Modification of Agreement

  1. Any amendment or modification of this Agreement or additional obligation assumed by either Party in connection with this Agreement will only be binding if evidenced in writing signed by each Party or an authorized representative of each Party.

Time of the Essence

       43.  Time is of the essence in this Agreement. No extension or variation of this Agreement will operate as a waiver of this provision.


       44. The Contractor will not voluntarily, or by operation of law, assign or otherwise transfer its obligations under this Agreement without the prior notification to the Client

Entire Agreement

  1. It is agreed that there is no representation, warranty, collateral agreement or condition affecting this Agreement except as expressly provided in this Agreement.


  1. This Agreement will enure to the benefit of and be binding on the Parties and their respective heirs, executors, administrators and permitted successors and assigns.


  1. Headings are inserted for the convenience of the Parties only and are not to be considered when interpreting this Agreement.

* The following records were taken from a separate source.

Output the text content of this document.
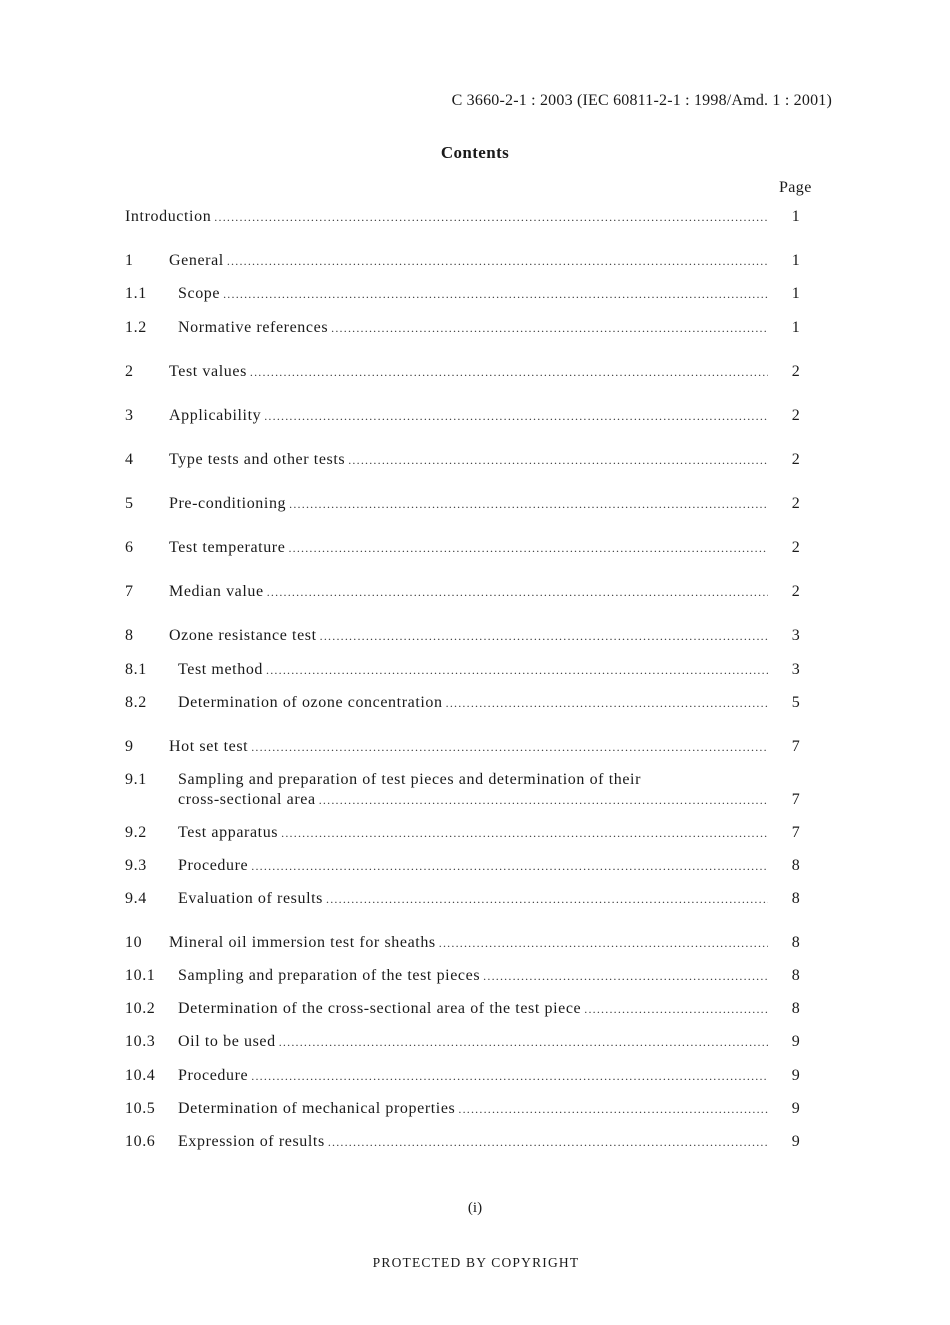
C 3660-2-1 : 2003 (IEC 60811-2-1 : 1998/Amd. 1 : 2001)
Contents
Page
Introduction .....	1
1	General .....	1
1.1	Scope .....	1
1.2	Normative references .....	1
2	Test values .....	2
3	Applicability .....	2
4	Type tests and other tests .....	2
5	Pre-conditioning .....	2
6	Test temperature .....	2
7	Median value .....	2
8	Ozone resistance test .....	3
8.1	Test method .....	3
8.2	Determination of ozone concentration .....	5
9	Hot set test .....	7
9.1	Sampling and preparation of test pieces and determination of their
cross-sectional area .....	7
9.2	Test apparatus .....	7
9.3	Procedure .....	8
9.4	Evaluation of results .....	8
10	Mineral oil immersion test for sheaths .....	8
10.1	Sampling and preparation of the test pieces .....	8
10.2	Determination of the cross-sectional area of the test piece .....	8
10.3	Oil to be used .....	9
10.4	Procedure .....	9
10.5	Determination of mechanical properties .....	9
10.6	Expression of results .....	9
(i)
PROTECTED BY COPYRIGHT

  1. Words in the singular mean and include the plural and vice versa. Words in the masculine mean and include the feminine and vice versa.

Governing Law

           49. This Agreement will be governed by and construed in accordance with the laws of the State of Florida.

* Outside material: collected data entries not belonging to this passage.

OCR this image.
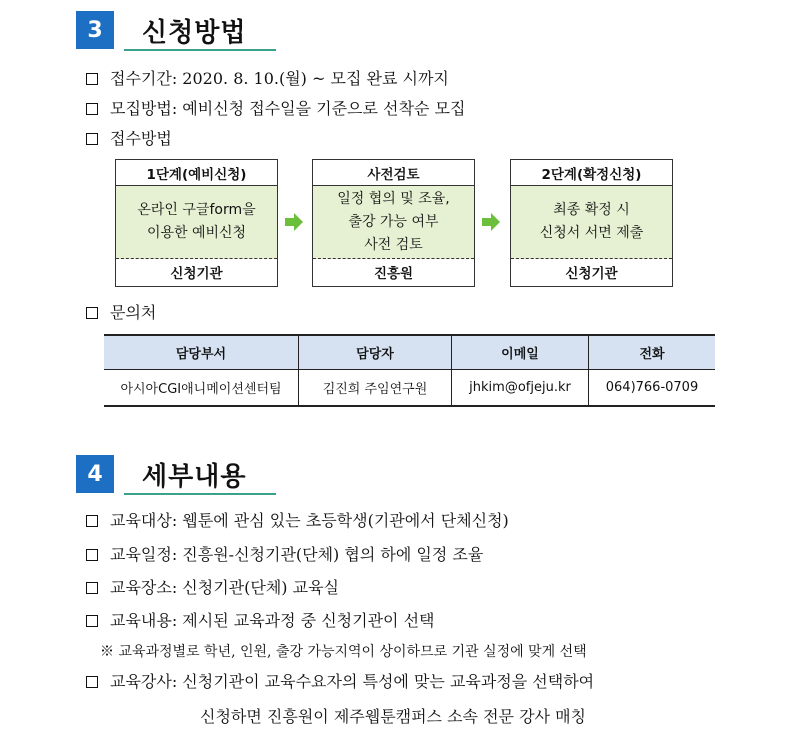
3	신청방법
접수기간: 2020. 8. 10.(월) ~ 모집 완료 시까지
모집방법: 예비신청 접수일을 기준으로 선착순 모집
접수방법
1단계(예비신청)
온라인 구글form을
이용한 예비신청
신청기관
사전검토
일정 협의 및 조율,
출강 가능 여부
사전 검토
진흥원
2단계(확정신청)
최종 확정 시
신청서 서면 제출
신청기관
문의처
담당부서	담당자	이메일	전화
아시아CGI애니메이션센터팀	김진희 주임연구원	jhkim@ofjeju.kr	064)766-0709
4	세부내용
교육대상: 웹툰에 관심 있는 초등학생(기관에서 단체신청)
교육일정: 진흥원-신청기관(단체) 협의 하에 일정 조율
교육장소: 신청기관(단체) 교육실
교육내용: 제시된 교육과정 중 신청기관이 선택
※ 교육과정별로 학년, 인원, 출강 가능지역이 상이하므로 기관 실정에 맞게 선택
교육강사: 신청기관이 교육수요자의 특성에 맞는 교육과정을 선택하여
신청하면 진흥원이 제주웹툰캠퍼스 소속 전문 강사 매칭
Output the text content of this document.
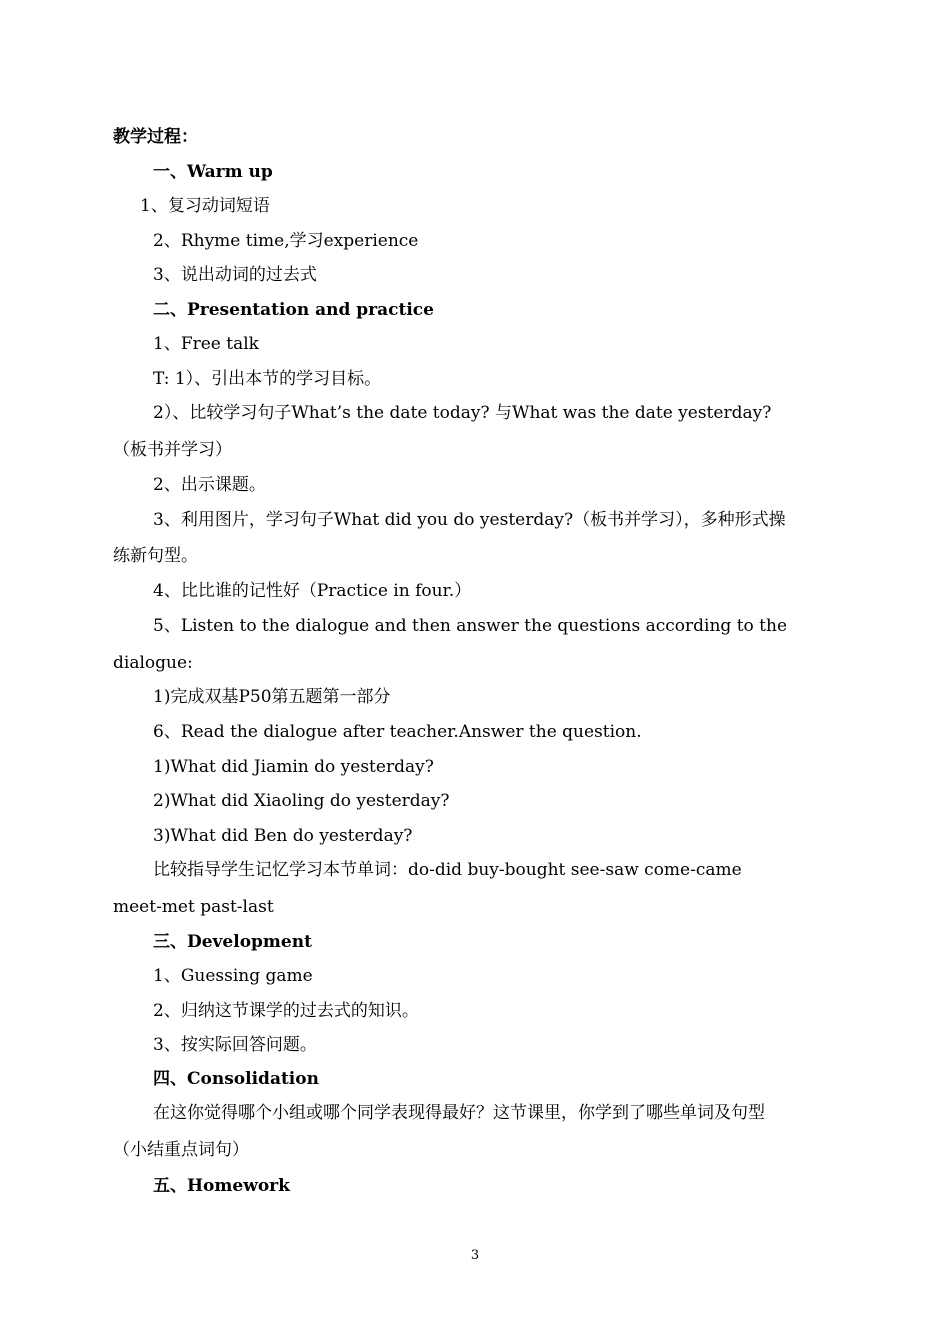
教学过程：
一、Warm up
1、复习动词短语
2、Rhyme time,学习experience
3、说出动词的过去式
二、Presentation and practice
1、Free talk
T: 1）、引出本节的学习目标。
2）、比较学习句子What’s the date today? 与What was the date yesterday?
（板书并学习）
2、出示课题。
3、利用图片，学习句子What did you do yesterday?（板书并学习），多种形式操
练新句型。
4、比比谁的记性好（Practice in four.）
5、Listen to the dialogue and then answer the questions according to the
dialogue:
1)完成双基P50第五题第一部分
6、Read the dialogue after teacher.Answer the question.
1)What did Jiamin do yesterday?
2)What did Xiaoling do yesterday?
3)What did Ben do yesterday?
比较指导学生记忆学习本节单词：do-did buy-bought see-saw come-came
meet-met past-last
三、Development
1、Guessing game
2、归纳这节课学的过去式的知识。
3、按实际回答问题。
四、Consolidation
在这你觉得哪个小组或哪个同学表现得最好？这节课里，你学到了哪些单词及句型
（小结重点词句）
五、Homework
3
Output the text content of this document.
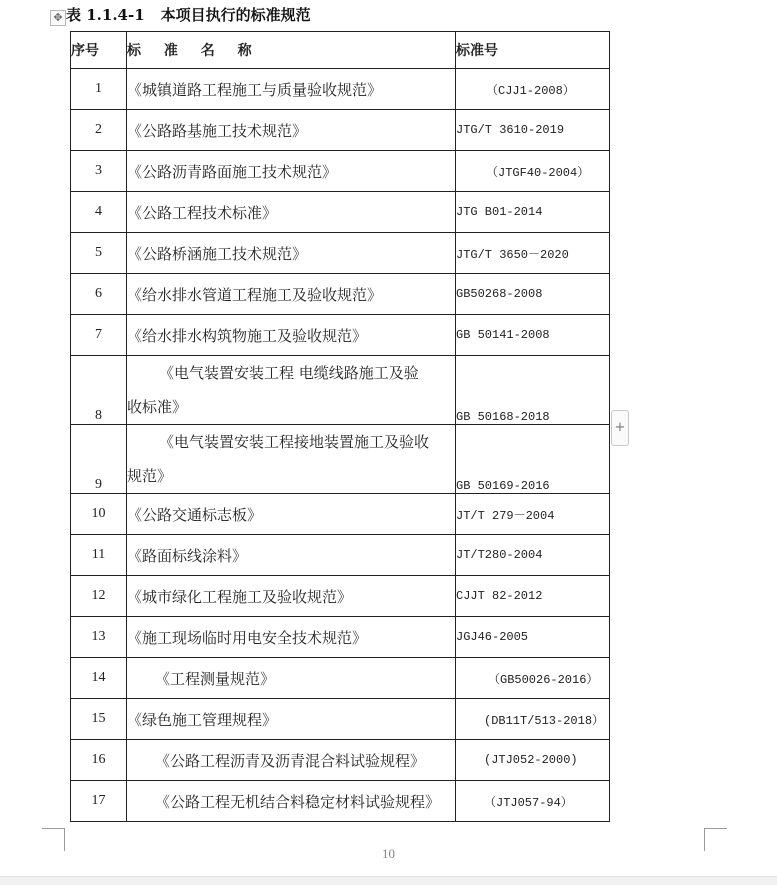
✥ 表 1.1.4-1 本项目执行的标准规范
序号	标 准 名 称	标准号
1	《城镇道路工程施工与质量验收规范》	（CJJ1-2008）
2	《公路路基施工技术规范》	JTG/T 3610-2019
3	《公路沥青路面施工技术规范》	（JTGF40-2004）
4	《公路工程技术标准》	JTG B01-2014
5	《公路桥涵施工技术规范》	JTG/T 3650－2020
6	《给水排水管道工程施工及验收规范》	GB50268-2008
7	《给水排水构筑物施工及验收规范》	GB 50141-2008
8	《电气装置安装工程 电缆线路施工及验
收标准》	GB 50168-2018
9	《电气装置安装工程接地装置施工及验收
规范》	GB 50169-2016
10	《公路交通标志板》	JT/T 279－2004
11	《路面标线涂料》	JT/T280-2004
12	《城市绿化工程施工及验收规范》	CJJT 82-2012
13	《施工现场临时用电安全技术规范》	JGJ46-2005
14	《工程测量规范》	（GB50026-2016）
15	《绿色施工管理规程》	(DB11T/513-2018）
16	《公路工程沥青及沥青混合料试验规程》	(JTJ052-2000)
17	《公路工程无机结合料稳定材料试验规程》	（JTJ057-94）
+
10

  1. In the event that any of the provisions of this Agreement are held to be invalid or unenforceable in whole or in part, all other provisions will nevertheless continue to be valid and enforceable with the invalid or unenforceable parts severed from the remainder of this Agreement.


  1. The waiver by either Party of a breach, default, delay or omission of any of the provisions of this Agreement by the other Party will not be construed as a waiver of any subsequent breach of the same or other provisions.


  1. This contract is deemed terminated upon delivery of the agreed services, cancelation by either party in accordance to this agreement.
  2. This contract will be terminated if the Client breaches any parts or the whole of this agreement. The Contractor will notify the client of such breach in a timely manner and through the agreed communication channels. If this contract is terminated due to breach of agreement, the Contractor has the right to keep any advance payments that have been made and to bill the client for any costs of work done not covered by the Deposit as well as any extra costs as a result of such breach. In addition to this, further legal implications might incur to such breach.
  3. If the Contractor deems that the agreed services under this agreement are impossible to be delivered, the Contractor has the right to cancel this agreement by notifying the Client and returning any advanced payments, including any charges incurred. However, such cancellation will not deem the Contractor liable for any charges, penalties, interests, insurance or any other financial liabilities and legal implications.